William Bullein, Bulleins bulwarke of defence against all sicknesse, soarenesse, and woundes. London, 1562. Reproduced by kind permission of the Syndics of Cambridge University Library.
Anon., Hortus Siccus. Oxford, 17th century. Reproduced with the permission of the Rector and scholars of Exeter College Oxford.

The early modern garden was also a space of enquiry into the secrets of nature – secrets that were thought of in both religious and proto-scientific terms, and sometimes both at once. Of particular interest were the medicinal virtues of plants, which might be used as the basis of health-restoring ‘simples’ or ‘physic’. On the one hand, the widespread idea of reading the ‘book of nature’ or the ‘book of the world’, as the second part of God’s revelation alongside the book of scripture, gave Christians licence to seek knowledge of God in his creation. On the other, as the seventeenth century progressed, botanists and physicians became increasingly interested in using sensory, empirical evidence to understand the natural world. These two strands of thought came together in the idea that herbs and plants had medicinal qualities that could be uncovered by experiment. In developing new medicines that would improve health and extend life, botanists and physicians were supposed to help restore humankind to a state of Edenic happiness.

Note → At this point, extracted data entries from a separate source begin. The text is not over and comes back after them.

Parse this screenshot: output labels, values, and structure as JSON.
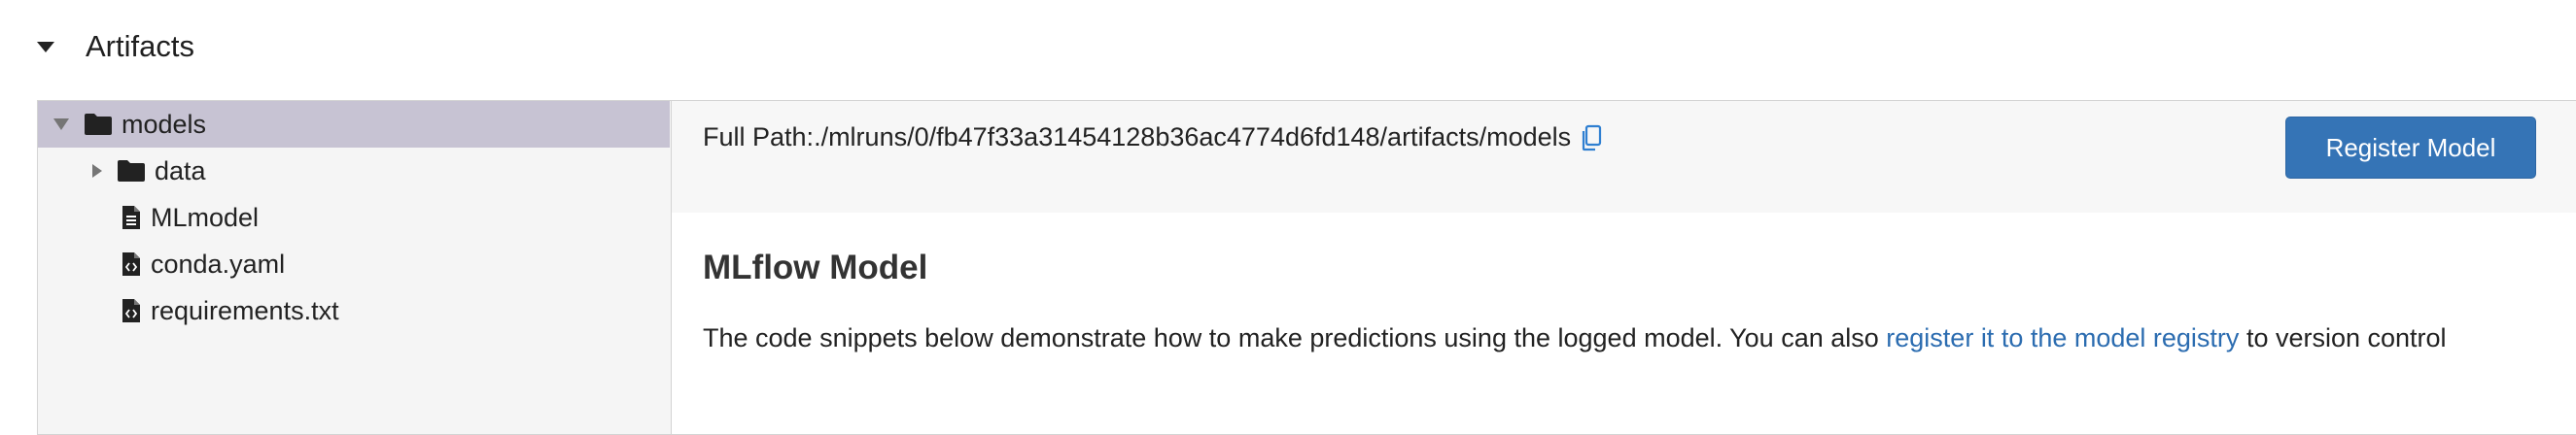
{
  "section": {
    "title": "Artifacts",
    "toggle_icon": "caret-down-icon"
  },
  "tree": {
    "items": [
      {
        "label": "models",
        "type": "folder",
        "expanded": true,
        "selected": true,
        "depth": 0
      },
      {
        "label": "data",
        "type": "folder",
        "expanded": false,
        "selected": false,
        "depth": 1
      },
      {
        "label": "MLmodel",
        "type": "file",
        "selected": false,
        "depth": 1
      },
      {
        "label": "conda.yaml",
        "type": "code-file",
        "selected": false,
        "depth": 1
      },
      {
        "label": "requirements.txt",
        "type": "code-file",
        "selected": false,
        "depth": 1
      }
    ]
  },
  "viewer": {
    "path_label": "Full Path:",
    "path_value": "./mlruns/0/fb47f33a31454128b36ac4774d6fd148/artifacts/models",
    "copy_icon": "copy-icon",
    "register_button_label": "Register Model",
    "model_heading": "MLflow Model",
    "description_before": "The code snippets below demonstrate how to make predictions using the logged model. You can also ",
    "description_link": "register it to the model registry",
    "description_after": " to version control"
  },
  "colors": {
    "selected_row": "#c7c3d3",
    "button_bg": "#3574b6",
    "link": "#2b6cb0",
    "path_bar_bg": "#f7f7f7"
  }
}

The two images here demonstrate different ways of recording botanical knowledge in the early modern period. The image on the left is taken from a popular ‘herbal’, which includes illustrations to help readers identify certain plants as well as information about their effects in treating a variety of ailments. The image on the right is from a ‘hortus siccus’, a collection of dried botanical specimens: it exemplifies a turn away from texts and representations as a means of communicating knowledge to a new interest in the material object itself.